The confusion in defining the current situation may have been compounded by the impact of foreign money. Foreign investments in the United States in the late 1990s had kept the US dollar strong despite the US current account deficit. The increased money supply raised domestic prices, including asset prices like stocks and real estate, but the strong US dollar kept the prices of imported goods low. In such a situation, the official inflation rate, as captured by the consumer price index (CPI), may diverge from the rate of growth of money supply.

However, with foreigners now pulling their money out of the US, the effect may be reversed, that is, prices of foreign goods may stop declining -- or even start increasing -- while domestic prices may start to decline. That is when the deflation risk becomes manifest. Again, this may not be fully reflected in the official inflation rate.

A paper last year by Martin Baily, former chairman of the Council of Economic Advisors in the Clinton administration, indicated that a 20 percent drop in the value of the US dollar would reduce the level of real GDP by 1.2 percent by 2007. Personal consumption would drop by more than 5 percent while capital spending would be down nearly 12 percent over the same period.

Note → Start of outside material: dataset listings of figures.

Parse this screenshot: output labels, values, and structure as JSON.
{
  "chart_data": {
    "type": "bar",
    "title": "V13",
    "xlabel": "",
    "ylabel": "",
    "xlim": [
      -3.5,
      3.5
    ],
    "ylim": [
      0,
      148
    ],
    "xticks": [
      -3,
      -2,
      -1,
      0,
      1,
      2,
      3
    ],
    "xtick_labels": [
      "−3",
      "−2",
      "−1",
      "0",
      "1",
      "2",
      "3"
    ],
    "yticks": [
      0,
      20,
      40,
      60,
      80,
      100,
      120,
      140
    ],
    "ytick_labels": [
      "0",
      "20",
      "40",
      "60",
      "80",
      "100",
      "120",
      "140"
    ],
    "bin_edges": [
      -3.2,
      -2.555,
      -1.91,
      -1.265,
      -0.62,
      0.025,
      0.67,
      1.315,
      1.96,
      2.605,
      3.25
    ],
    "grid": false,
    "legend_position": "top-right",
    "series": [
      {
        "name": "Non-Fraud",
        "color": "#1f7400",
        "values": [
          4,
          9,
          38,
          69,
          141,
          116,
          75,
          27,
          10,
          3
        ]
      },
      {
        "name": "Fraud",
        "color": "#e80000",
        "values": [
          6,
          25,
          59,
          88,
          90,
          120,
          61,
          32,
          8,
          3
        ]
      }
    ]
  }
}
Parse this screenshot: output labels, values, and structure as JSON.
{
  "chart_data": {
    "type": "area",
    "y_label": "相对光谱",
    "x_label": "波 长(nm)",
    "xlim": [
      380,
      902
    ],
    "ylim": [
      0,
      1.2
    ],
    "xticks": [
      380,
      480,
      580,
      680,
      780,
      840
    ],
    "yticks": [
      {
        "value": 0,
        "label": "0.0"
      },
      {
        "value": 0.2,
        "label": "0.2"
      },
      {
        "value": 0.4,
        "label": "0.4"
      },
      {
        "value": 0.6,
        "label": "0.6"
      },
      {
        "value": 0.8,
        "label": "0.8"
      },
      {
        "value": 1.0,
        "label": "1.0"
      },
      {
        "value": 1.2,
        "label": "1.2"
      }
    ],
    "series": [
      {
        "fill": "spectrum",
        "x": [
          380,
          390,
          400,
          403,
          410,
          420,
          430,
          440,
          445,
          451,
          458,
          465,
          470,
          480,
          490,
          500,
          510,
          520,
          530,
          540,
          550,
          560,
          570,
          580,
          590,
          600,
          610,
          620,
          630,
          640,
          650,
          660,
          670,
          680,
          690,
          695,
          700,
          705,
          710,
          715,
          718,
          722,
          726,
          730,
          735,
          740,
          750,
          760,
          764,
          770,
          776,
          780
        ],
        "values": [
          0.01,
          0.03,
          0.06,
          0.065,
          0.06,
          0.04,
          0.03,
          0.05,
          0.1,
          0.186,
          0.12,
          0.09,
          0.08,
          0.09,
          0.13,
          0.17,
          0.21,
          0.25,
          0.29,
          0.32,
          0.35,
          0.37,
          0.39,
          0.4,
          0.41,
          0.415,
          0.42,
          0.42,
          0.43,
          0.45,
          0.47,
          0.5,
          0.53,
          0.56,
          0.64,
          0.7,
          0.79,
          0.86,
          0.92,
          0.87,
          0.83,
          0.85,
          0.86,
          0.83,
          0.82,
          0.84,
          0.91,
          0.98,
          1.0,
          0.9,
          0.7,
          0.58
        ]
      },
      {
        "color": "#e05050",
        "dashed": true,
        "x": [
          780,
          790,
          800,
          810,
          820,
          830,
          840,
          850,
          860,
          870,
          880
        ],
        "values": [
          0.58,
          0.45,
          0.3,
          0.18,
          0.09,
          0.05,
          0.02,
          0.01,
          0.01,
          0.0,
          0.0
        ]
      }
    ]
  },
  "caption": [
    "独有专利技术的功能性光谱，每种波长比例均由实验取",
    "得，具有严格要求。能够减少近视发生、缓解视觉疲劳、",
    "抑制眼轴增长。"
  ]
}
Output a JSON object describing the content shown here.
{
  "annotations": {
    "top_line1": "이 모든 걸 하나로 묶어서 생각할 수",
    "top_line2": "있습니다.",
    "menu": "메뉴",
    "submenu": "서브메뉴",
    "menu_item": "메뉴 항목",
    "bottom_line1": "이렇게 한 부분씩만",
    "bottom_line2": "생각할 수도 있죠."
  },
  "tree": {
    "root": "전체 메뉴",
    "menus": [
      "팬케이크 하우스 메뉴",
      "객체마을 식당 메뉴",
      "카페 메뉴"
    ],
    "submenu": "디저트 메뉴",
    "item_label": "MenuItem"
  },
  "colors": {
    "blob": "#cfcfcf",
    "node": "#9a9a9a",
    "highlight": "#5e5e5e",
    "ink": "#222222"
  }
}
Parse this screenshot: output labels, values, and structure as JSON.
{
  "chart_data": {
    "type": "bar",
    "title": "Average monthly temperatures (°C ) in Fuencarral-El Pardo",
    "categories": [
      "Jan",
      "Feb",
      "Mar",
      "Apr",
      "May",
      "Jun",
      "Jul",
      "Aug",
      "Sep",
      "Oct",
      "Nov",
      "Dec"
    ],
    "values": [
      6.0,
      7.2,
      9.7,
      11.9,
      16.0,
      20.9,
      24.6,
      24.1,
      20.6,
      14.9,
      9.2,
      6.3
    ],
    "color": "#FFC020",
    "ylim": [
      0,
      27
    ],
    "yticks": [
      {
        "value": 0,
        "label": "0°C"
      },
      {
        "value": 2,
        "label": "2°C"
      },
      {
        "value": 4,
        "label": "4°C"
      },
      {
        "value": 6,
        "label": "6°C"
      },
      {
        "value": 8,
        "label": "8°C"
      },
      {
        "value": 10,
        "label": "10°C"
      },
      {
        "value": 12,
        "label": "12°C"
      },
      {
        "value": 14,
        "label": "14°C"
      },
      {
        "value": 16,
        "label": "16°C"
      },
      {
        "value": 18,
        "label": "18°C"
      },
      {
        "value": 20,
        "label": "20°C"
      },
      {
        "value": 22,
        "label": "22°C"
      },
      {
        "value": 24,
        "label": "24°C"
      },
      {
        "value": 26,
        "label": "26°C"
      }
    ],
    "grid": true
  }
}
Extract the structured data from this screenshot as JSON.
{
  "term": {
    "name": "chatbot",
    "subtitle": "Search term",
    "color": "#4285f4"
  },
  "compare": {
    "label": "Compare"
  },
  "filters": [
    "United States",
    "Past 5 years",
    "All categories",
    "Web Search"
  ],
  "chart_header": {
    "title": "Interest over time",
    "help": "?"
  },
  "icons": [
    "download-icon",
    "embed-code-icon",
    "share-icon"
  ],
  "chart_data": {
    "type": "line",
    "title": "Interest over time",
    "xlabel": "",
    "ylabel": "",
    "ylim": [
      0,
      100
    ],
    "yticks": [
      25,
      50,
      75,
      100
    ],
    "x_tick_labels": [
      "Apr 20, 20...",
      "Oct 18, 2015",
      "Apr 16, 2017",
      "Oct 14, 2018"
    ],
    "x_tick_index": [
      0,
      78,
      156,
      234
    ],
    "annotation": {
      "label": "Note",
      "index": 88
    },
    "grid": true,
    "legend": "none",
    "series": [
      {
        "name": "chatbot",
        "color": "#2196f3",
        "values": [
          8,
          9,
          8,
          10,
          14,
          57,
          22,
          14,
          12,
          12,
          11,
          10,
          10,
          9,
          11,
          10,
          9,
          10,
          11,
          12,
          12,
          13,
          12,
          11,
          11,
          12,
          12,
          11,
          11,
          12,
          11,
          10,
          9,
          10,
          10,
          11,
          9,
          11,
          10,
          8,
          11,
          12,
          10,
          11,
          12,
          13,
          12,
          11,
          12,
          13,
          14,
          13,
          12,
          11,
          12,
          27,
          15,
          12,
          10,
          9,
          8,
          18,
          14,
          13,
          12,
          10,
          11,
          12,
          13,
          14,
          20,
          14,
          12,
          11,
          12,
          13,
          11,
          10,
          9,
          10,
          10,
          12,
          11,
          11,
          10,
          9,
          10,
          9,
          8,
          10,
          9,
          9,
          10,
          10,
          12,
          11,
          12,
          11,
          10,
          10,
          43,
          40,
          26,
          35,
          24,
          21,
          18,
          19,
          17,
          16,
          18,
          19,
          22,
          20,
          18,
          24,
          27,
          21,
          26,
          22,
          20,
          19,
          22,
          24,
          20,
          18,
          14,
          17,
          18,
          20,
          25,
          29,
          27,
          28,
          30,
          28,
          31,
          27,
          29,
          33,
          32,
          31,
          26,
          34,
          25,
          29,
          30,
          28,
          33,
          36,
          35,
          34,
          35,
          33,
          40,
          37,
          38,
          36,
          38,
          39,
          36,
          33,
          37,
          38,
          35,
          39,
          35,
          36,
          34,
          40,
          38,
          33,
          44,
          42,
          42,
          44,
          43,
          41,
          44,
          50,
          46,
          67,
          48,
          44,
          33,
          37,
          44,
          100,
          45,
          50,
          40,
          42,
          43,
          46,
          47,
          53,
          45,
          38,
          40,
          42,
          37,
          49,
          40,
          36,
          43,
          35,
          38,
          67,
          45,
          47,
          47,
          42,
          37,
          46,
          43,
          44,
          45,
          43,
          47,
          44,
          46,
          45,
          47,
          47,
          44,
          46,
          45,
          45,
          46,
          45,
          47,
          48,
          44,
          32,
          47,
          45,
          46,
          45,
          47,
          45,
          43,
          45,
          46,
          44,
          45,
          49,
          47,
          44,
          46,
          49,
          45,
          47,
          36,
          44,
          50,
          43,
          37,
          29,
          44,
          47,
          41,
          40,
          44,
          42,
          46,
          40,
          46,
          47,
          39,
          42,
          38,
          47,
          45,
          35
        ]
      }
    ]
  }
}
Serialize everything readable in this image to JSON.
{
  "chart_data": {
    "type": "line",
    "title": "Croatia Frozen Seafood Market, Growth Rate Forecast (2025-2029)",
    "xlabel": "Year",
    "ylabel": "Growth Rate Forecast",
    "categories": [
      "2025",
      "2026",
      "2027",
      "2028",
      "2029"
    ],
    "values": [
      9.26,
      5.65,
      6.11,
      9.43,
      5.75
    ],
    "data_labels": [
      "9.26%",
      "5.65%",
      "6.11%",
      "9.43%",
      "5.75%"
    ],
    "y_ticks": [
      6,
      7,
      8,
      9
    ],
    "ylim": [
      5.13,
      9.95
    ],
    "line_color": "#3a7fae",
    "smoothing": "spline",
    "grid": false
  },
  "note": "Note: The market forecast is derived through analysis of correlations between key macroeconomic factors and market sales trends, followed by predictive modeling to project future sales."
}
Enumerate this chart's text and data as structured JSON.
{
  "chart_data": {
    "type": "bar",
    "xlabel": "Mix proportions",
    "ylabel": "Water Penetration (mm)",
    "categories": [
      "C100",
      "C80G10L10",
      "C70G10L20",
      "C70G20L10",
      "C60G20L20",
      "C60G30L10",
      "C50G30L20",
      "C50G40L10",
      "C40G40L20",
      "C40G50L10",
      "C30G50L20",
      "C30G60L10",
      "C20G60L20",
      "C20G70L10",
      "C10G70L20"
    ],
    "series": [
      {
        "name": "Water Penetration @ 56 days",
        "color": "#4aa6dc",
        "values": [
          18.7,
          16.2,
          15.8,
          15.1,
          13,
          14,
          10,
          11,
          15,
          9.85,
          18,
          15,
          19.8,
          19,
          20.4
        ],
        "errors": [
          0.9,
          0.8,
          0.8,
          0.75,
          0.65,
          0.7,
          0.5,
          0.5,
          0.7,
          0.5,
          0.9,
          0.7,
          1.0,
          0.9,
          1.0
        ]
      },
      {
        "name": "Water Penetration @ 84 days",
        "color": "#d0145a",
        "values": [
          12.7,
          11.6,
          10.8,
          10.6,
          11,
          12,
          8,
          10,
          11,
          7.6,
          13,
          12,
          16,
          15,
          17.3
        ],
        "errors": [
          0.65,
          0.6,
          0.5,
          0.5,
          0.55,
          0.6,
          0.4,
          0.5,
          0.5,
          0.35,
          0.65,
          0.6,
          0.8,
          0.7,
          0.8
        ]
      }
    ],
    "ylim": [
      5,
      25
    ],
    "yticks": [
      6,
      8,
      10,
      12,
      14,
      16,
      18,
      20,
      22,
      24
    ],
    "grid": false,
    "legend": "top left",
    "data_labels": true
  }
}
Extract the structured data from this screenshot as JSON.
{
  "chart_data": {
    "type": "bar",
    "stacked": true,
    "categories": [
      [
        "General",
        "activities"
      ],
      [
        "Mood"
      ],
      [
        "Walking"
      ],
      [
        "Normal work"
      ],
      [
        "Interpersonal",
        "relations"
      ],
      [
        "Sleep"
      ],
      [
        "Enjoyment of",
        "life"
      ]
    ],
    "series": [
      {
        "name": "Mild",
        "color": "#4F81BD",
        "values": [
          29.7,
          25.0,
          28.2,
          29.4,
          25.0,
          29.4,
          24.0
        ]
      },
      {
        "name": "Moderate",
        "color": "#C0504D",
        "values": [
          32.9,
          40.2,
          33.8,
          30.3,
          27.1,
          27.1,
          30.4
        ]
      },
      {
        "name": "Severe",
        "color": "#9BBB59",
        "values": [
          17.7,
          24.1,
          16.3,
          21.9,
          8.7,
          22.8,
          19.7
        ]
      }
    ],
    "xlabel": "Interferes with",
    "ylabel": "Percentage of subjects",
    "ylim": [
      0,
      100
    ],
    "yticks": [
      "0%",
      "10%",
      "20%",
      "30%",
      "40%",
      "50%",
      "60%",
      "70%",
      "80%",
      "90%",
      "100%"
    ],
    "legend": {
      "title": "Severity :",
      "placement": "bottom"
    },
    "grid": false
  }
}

However, the CPI-based inflation rate would be raised by one full percentage point over the next five years.

So in a nutshell, there is essentially one way in which deflation can be kept at bay in the United States, and that is for Americans to maintain their current debt level. The problem for US policy makers now is that foreigners are no longer as willing to provide the funds as in the late 1990s, hence the recent weakening of the dollar. The Federal Reserve will have to keep monetary conditions loose -- the US$330 billion in tax cuts that were recently approved by the US Congress will also help -- and hope that the effects are not negated by further capital outflows.

Of course, ideally, the correct way to prevent deflation is to prevent inflation and excess debt accumulation in the first place. The Federal Reserve missed its chance to do that. It may now have to live with the consequences.